Palm trees are distinctive. All the branches and fruit of palms are at the top of the tree. This makes them quite distinct from other trees. In a crooked and perverse generation, the righteous ought to be equally unique and distinct in their manner of life (Philippians 2:14-16)
Palm trees are hearty. They can grow and flourish where no other tree can survive. The only tree that grows in a desert oasis is a palm. Righteous people can live anywhere in the world. Lot lived righteously in Sodom. Jeremiah lived righteously in idol-filled Jerusalem. Jesus grew up pleasing before God (Luke 2:52) while living in notorious Nazareth (John 1:46).

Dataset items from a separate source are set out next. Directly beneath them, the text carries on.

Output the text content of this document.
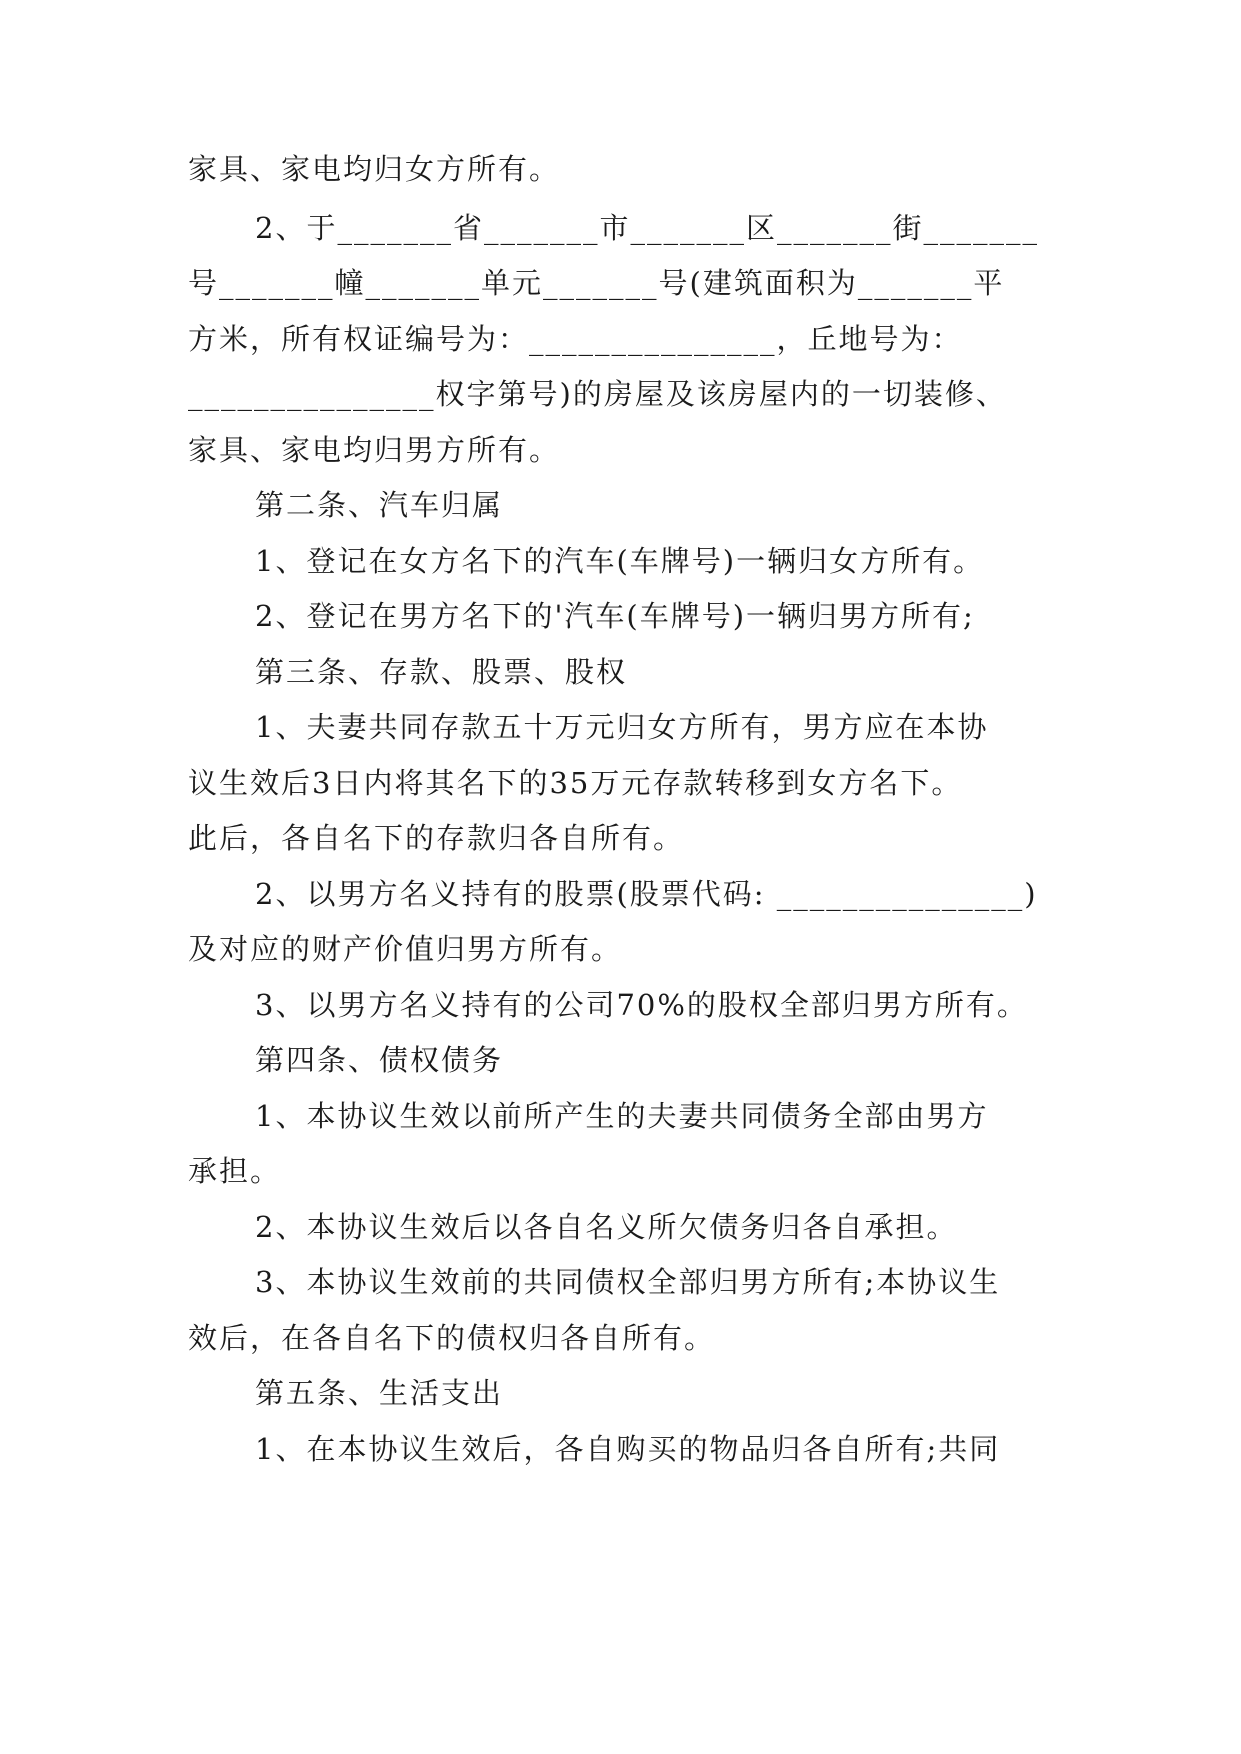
家具、家电均归女方所有。
2、于_______省_______市_______区_______街_______
号_______幢_______单元_______号(建筑面积为_______平
方米，所有权证编号为：_______________，丘地号为：
_______________权字第号)的房屋及该房屋内的一切装修、
家具、家电均归男方所有。
第二条、汽车归属
1、登记在女方名下的汽车(车牌号)一辆归女方所有。
2、登记在男方名下的'汽车(车牌号)一辆归男方所有;
第三条、存款、股票、股权
1、夫妻共同存款五十万元归女方所有，男方应在本协
议生效后3日内将其名下的35万元存款转移到女方名下。
此后，各自名下的存款归各自所有。
2、以男方名义持有的股票(股票代码: _______________)
及对应的财产价值归男方所有。
3、以男方名义持有的公司70%的股权全部归男方所有。
第四条、债权债务
1、本协议生效以前所产生的夫妻共同债务全部由男方
承担。
2、本协议生效后以各自名义所欠债务归各自承担。
3、本协议生效前的共同债权全部归男方所有;本协议生
效后，在各自名下的债权归各自所有。
第五条、生活支出
1、在本协议生效后，各自购买的物品归各自所有;共同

Palm trees are abundantly fruitful. The average tree produces 300 to 400 pounds of fruit per year. Their deep roots and unique internal design for transporting water and nutrients through the heart of their trunks enable them to be bountifully fruitful. The righteous watch over their heart with all diligence (Proverbs 4:23) and hide God’s word in their heart (Psalm 119:11); therefore, they produce an abundant harvest of love, joy, peace, longsuffering, kindness, goodness, faithfulness, meekness, and self-control (Galatians 5:22-23). These godly virtues ensure that they are neither barren nor unfruitful in their knowledge of our Lord Jesus Christ (2 Peter 1:8).
How much do you and a palm tree have in common?